Projektbeschreibung
Kontext
Die Sozialpartnerschaft mit ihren zentralen Arenen der Tarifautonomie und Betriebsverfassung gilt als Kerninstitution der deutschen Variante einer "koordinierten Marktökonomie". Seit den 1990er Jahren mehren sich Befunde, die eine Erosion oder eine Erschöpfung der Sozialpartnerschaft konstatieren, festgemacht am Rückgang der Tarifbindung, der Entstehung tarif- und mitbestimmungsfreier Zonen oder der Ausweitung prekärer Beschäftigungsformen. Dem entgegen steht die wichtige Rolle von Gewerkschaften und Betriebsräten bei der Bewältigung der Auswirkungen der Finanzmarktkrise sowohl mit Blick auf fiskal- und wirtschaftspolitischen Maßnahmen der Bundesregierung als auch hinsichtlich innovativer tarifpolitische Lösungen zur Reduzierung von Arbeitszeiten sowie schließlich der betrieblichen Organisation von Kurzarbeit, dem Abbau von Zeitguthaben auf Arbeitszeitkonten oder der Vereinbarung kollektiver Arbeitszeitverkürzungen im Rahmen betrieblicher Beschäftigungsbündnisse.
Fragestellung
Im Forschungsprojekt wurden die Entwicklungen der Sozialpartnerschaft in und nach der Krise eingehend beleuchtet. Besonderes Augenmerk lag auf den Veränderungen von Deutungsmustern, Machtressourcen und Normen, die von den Akteuren der Sozialpartnerschaft als Regeln und Ressourcen in ihren Austauschbeziehungen genutzt werden. Dabei wurde davon ausgegangen, dass sich sozialpartnerschaftliche Beziehungsmuster durch eine Schnittmenge gemeinsamer Deutungen und Interessen, durch eine relativ ausgeglichene Verteilung der Machtressourcen und durch stabile Arbeits- und Interaktionsnormen auszeichnen. Konkret standen in der Analyse drei Fragen im Vordergrund:
1. wie sich die Rückkehr der Sozialpartnerschaft in der Krise vollzogen hat;
2. wie die Rückkehr der Sozialpartnerschaft in der Finanzmarktkrise vor dem Hintergrund ihres langfristigen Bedeutungsverlustes zu bewerten ist;
3. welche Erneuerungsperspektiven für die Sozialpartnerschaft bestehen.
Untersuchungsmethoden
Die Studie beruhte methodisch auf drei Säulen: der Literaturstudie, der Internetrecherche und der Auswertung der eigenen Forschungserfahrungen für das Projektvorhaben. Das Arbeitsprogramm teilte sich in zwei Schwerpunkte auf. Der erste Schwerpunkt bestand in der Vervollständigung des Literaturüberblicks und der Internetrecherche zu aktuellen Entwicklungen. Zweiter Arbeitsschritt war die Abfassung des Papiers.

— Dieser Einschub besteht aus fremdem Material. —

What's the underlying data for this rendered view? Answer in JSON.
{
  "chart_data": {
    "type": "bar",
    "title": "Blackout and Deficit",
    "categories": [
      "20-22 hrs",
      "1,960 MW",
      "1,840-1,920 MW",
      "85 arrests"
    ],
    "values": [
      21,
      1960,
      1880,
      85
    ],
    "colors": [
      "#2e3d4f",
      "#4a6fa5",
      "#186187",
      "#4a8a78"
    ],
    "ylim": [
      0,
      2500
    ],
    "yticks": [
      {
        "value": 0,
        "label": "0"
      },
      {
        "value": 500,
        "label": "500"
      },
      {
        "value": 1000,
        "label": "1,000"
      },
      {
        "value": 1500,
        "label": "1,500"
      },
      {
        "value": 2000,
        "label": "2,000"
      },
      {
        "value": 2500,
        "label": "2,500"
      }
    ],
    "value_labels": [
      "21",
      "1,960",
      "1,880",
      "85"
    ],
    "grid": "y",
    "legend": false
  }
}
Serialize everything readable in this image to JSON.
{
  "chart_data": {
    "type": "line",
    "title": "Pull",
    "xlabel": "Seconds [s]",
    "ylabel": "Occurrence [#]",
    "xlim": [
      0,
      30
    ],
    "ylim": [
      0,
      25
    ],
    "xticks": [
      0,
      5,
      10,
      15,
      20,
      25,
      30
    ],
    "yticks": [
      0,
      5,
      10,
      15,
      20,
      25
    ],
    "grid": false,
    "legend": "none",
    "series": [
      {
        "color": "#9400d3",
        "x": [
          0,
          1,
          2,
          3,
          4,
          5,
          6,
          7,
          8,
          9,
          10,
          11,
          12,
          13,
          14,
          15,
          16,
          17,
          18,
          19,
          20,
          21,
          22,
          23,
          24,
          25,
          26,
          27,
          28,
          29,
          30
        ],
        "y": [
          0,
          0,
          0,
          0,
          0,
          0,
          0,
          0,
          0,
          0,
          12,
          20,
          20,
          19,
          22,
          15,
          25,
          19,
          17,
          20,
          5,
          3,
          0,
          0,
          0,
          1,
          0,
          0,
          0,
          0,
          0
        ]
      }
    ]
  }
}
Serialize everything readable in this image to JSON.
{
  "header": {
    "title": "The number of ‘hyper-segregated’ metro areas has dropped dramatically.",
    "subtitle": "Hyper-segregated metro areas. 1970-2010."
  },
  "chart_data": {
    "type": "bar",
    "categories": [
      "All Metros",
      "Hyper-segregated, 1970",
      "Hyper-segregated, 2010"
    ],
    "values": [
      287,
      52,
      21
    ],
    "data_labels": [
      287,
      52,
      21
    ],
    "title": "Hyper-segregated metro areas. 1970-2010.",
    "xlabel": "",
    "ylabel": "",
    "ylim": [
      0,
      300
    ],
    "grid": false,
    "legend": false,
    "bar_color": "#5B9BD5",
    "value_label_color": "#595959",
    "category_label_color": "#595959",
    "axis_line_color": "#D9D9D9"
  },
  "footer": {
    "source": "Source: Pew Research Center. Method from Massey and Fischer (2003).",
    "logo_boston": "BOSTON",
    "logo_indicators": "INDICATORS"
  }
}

Darstellung der Ergebnisse
- Die Sozialpartnerschaft hat entscheidend zum deutschen "Beschäftigungswunder" in der Krise beigetragen. Gewerkschaften und Betriebsräte haben konjunkturfördernde Maßnahmen durchgesetzt, die interne Flexibilität der Unternehmen stark erhöht und Entlassungen begrenzt. Die Unternehmen haben in der Krise ihre Kernbelegschaften gehalten und dafür erhebliche Einbrüche bei der Arbeitsproduktivität hingenommen.
- Allerdings vollzog sich diese "Rückkehr der Sozialpartnerschaft" vor dem Hintergrund einer langfristigen Erosion ihrer Fundamente. Der Staat schwächt durch Förderung eines Niedriglohnsektors sowie durch Privatisierung und Liberalisierung sozialpartnerschaftliche Arbeitsnormen, der Geltungsbereich der Tarifautonomie nimmt kontinuierlich ab und die Unternehmen stellen im Zeichen straffer Renditesteuerung Tarifnormen, sozialpartnerschaftliche Deutungsmuster und eingespielte Machtverteilungen in Frage.
- Voraussetzung einer langfristigen Stabilisierung der Sozialpartnerschaft ist daher die Revitalisierung der Interessenvertretungen. Dafür finden sich erste Ansatzpunkte wie eine Orientierung auf Mitgliedergewinnung und beteiligungsorientierte betriebs- und tarifpolitische Konzepte.